Она внимательно смотрела на него и молчала. Потом сказала:
– Ты, я смотрю, на баб перекинулся? Кур тебе мало?
– Ой хорошо! – сказал он. – А было так, что думал сейчас сдохну.
– Куда ты сдохнешь? Ты уже того – уже шестой день, как похоронили, – напомнила Елизавета Петровна.

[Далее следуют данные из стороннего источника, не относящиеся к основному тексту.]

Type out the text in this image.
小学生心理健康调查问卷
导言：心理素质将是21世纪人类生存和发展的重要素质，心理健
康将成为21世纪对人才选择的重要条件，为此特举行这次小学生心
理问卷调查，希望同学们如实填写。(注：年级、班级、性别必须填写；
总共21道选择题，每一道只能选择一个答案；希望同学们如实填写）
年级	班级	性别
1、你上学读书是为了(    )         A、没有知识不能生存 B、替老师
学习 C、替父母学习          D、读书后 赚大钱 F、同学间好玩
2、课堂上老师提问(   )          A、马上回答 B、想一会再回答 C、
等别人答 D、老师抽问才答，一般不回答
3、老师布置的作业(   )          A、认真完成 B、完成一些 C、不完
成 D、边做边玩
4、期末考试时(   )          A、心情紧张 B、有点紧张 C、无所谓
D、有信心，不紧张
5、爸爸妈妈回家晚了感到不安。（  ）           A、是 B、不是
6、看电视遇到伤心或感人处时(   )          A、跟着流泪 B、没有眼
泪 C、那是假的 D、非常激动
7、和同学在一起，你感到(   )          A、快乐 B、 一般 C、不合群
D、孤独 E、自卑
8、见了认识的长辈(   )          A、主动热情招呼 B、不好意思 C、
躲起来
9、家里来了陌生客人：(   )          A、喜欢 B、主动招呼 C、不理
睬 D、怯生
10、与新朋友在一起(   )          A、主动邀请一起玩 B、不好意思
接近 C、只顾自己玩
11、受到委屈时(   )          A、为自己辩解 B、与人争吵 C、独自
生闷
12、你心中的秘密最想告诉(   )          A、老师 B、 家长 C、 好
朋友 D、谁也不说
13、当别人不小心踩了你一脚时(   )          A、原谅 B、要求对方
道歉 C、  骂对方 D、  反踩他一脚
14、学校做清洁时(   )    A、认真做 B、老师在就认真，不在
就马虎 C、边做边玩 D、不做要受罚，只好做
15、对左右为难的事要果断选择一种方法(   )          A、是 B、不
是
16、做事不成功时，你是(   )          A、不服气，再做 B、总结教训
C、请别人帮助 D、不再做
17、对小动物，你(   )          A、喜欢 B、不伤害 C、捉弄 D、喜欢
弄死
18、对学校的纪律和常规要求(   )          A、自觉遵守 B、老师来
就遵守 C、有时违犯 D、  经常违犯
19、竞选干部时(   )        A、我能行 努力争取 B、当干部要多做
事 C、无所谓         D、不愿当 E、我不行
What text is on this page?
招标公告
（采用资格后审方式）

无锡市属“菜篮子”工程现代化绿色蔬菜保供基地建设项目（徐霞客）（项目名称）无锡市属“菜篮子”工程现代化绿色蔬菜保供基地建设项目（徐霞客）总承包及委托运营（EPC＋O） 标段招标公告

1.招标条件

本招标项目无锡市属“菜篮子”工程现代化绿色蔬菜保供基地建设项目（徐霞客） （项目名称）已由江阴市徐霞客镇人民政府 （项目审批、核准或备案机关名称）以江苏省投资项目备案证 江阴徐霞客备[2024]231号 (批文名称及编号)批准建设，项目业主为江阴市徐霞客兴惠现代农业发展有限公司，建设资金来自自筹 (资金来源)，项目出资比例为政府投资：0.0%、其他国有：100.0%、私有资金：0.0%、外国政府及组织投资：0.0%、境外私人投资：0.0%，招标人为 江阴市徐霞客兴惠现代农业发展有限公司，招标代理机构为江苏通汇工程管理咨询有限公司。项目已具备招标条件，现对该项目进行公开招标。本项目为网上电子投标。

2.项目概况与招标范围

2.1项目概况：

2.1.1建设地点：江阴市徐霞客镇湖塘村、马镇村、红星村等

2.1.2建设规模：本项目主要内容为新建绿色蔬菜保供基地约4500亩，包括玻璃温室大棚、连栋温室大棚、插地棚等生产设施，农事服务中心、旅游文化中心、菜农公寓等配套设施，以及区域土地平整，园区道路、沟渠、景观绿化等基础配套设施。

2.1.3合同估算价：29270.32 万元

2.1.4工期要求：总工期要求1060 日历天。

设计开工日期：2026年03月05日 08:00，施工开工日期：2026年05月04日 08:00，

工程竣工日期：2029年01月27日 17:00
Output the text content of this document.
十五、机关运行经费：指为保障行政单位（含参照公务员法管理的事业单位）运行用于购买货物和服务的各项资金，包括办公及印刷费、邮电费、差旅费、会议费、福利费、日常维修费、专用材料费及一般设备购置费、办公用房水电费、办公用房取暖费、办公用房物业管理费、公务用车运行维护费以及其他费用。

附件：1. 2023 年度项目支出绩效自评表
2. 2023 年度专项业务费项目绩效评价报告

– Как-то это непонятно, – сказал он. – Раз меня похоронили, что ж я голодный такой хожу, я же чувствую все.
– Ой, мужик-мужик! – сказала она. – Ходил бы ты там со своими, оно бы поболело у тебя, поболело, да и прошло. Как ты к нам сюда попадаешь? Тебе тут не место!
– Я, понимаешь, – рассказывал Фролов, – иду по деревне, а откуда я иду, куда я иду, это вроде как неважно. Это вроде как само собой разумеется. А когда голод стихает, я начинаю понимать, что я не знаю, откуда я прихожу. Я домой прихожу к себе и чувствую, что-то не то. Это же вроде бы мой дом, моя комната, мой двор, моя беседка. А я смотрю на это, и такое чувство, что здесь был кто-то другой, и я – это не он. Но я-то ума не лишился, я знаю, что я – это он. Что это за херня такая, Петровна? Вот когда они говорят, я их слышу, что они говорят, я понимаю. Они иногда тоже меня слышат. И даже видят. Иногда нет. Но это ж наши мужики и бабы совхозные. А когда на меня накатывает, они для меня как мешки с едой. И что-то тут не так. Они же – не еда, еда – это сало, колбаса. А меня вот на колбасу совсем не тянет, а я любил колбасу. Я вот сейчас напился – и мне хорошо-хорошо. Но какая-то иголка сидит. Чувствую я, что что-то не так.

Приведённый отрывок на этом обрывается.